- Born: January 22, 1979 (age 47) Armstrong, British Columbia, Canada
- Genres: Punk rock, alternative rock, industrial rock
- Instrument: Drums
- Years active: 2000–present
- Label: Rake Records

= Shane Smith (drummer) =

Canadian drummer (born 1979)

Shane Smith (born January 22, 1979, in Armstrong, British Columbia) is a Canadian drummer. He has performed with the punk rock bands SNFU and Slaveco., and the alternative industrial rock bands Neurosonic and Jakalope.

==Career==
After playing in the high school band The Insubordinates in the 1990s, Smith joined the alternative rock band OCEAN3 in 2000, who went on to release several demos and marginal releases before disbanding the following year. OCEAN3 played several tours and shared a practice space with the influential skate punk band SNFU, and Smith co-founded the new group Based on a True Story with SNFU guitarist Marc Belke and OCEAN3 members Jay Black and Matt Warhurst after OCEAN3's breakup. Based on a True Story disbanded the following year after Belke relocated to Toronto, and Warhurst, Black and Smith formed the group Slaveco. with SNFU vocalist Ken Chinn in 2002.
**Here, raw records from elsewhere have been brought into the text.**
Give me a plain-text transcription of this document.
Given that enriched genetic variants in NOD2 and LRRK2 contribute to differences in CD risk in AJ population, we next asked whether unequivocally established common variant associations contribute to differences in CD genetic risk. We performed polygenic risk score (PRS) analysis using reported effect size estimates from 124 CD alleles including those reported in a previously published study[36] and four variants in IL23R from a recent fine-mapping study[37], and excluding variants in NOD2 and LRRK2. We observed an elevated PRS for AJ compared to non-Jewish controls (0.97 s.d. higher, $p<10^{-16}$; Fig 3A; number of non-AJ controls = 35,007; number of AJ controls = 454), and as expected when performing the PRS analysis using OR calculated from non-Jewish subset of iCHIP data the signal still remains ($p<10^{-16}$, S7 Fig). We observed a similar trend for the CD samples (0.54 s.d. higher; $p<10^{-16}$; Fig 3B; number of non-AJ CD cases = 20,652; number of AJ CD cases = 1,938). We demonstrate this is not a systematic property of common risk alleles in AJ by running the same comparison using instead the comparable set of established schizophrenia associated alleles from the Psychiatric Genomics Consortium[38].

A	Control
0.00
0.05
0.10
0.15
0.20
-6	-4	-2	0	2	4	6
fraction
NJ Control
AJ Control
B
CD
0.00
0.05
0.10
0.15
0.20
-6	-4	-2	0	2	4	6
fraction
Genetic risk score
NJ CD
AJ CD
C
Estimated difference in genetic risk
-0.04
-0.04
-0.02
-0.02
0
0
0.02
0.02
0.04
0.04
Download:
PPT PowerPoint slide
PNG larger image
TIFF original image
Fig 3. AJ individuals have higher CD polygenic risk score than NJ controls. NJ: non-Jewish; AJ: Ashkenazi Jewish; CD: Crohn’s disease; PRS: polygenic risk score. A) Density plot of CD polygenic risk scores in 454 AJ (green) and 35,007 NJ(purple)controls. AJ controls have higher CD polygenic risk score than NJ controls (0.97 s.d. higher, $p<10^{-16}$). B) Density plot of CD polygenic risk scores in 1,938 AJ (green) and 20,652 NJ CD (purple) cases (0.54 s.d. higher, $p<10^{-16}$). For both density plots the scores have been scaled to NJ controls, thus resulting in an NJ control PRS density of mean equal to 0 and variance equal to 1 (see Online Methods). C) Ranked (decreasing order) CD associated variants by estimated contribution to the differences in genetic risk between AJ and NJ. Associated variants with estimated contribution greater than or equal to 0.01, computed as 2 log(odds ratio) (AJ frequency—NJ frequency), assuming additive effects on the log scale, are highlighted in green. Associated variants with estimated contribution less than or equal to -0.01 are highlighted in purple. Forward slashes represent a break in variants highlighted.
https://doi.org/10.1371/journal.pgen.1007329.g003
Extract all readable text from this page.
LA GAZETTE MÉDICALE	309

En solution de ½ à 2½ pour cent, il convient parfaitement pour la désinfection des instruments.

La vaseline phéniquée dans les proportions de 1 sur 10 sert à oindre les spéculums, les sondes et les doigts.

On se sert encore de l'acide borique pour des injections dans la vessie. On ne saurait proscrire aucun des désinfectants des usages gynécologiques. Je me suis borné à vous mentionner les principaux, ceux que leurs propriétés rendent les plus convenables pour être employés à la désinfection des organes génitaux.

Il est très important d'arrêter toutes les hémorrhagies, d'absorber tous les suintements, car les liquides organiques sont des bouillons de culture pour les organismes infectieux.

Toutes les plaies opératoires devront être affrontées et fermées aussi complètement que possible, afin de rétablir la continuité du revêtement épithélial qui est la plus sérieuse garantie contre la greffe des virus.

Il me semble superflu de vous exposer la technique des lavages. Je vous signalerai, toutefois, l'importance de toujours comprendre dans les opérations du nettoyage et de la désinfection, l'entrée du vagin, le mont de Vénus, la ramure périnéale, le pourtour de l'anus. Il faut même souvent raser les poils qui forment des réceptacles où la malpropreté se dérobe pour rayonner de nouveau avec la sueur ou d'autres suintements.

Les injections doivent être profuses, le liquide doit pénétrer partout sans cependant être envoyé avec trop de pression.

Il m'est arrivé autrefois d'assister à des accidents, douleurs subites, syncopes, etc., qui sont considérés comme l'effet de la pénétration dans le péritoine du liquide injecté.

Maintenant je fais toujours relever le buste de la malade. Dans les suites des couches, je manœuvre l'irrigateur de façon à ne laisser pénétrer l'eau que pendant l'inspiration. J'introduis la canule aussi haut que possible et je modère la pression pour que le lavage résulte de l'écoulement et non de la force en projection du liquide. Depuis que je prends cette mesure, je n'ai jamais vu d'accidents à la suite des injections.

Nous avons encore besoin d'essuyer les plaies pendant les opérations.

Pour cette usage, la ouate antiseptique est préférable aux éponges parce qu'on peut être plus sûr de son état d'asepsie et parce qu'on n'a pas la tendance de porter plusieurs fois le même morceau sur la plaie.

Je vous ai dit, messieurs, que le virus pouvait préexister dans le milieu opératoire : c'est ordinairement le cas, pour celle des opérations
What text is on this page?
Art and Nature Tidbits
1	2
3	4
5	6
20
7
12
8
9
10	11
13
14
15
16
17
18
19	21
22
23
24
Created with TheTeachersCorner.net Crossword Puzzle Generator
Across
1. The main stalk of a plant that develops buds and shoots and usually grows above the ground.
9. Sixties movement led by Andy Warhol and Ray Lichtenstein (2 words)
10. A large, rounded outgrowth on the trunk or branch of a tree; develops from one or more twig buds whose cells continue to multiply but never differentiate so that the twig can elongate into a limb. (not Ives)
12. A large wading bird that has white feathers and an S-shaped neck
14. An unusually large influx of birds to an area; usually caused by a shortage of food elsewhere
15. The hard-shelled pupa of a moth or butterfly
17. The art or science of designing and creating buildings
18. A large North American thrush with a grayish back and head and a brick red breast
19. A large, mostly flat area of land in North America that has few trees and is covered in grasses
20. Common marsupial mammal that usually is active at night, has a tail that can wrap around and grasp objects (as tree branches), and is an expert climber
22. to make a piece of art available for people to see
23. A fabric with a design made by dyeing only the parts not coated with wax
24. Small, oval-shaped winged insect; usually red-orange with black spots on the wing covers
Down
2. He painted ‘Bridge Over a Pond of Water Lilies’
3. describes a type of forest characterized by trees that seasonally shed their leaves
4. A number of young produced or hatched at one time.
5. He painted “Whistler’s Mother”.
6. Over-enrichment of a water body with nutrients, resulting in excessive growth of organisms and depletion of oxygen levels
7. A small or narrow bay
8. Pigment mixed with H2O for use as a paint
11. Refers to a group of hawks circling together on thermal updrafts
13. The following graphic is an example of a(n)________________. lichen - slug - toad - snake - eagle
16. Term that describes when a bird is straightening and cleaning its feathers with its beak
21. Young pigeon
Chinn, Belke, Warhurst and Smith began a new incarnation of SNFU in late 2003. The four toured behind their In the Meantime and In Between Time album prior to disbanding in 2005 due to in-fighting and general exhaustion.

Smith next joined producer Dave Ogilvie's Jakalope project in time to work on their Born 4 album. He also became involved with Neurosonic from 2006 to 2009.

Following this stint, he rejoined SNFU in early 2009, who had been reactivated two years earlier by Chinn and former bassist Ken Fleming. Smith remained with the group for a little over a year, departing in March 2010 after extensive touring and returning to Calgary to pursue a change in careers. He was replaced by early SNFU drummer Jon Card.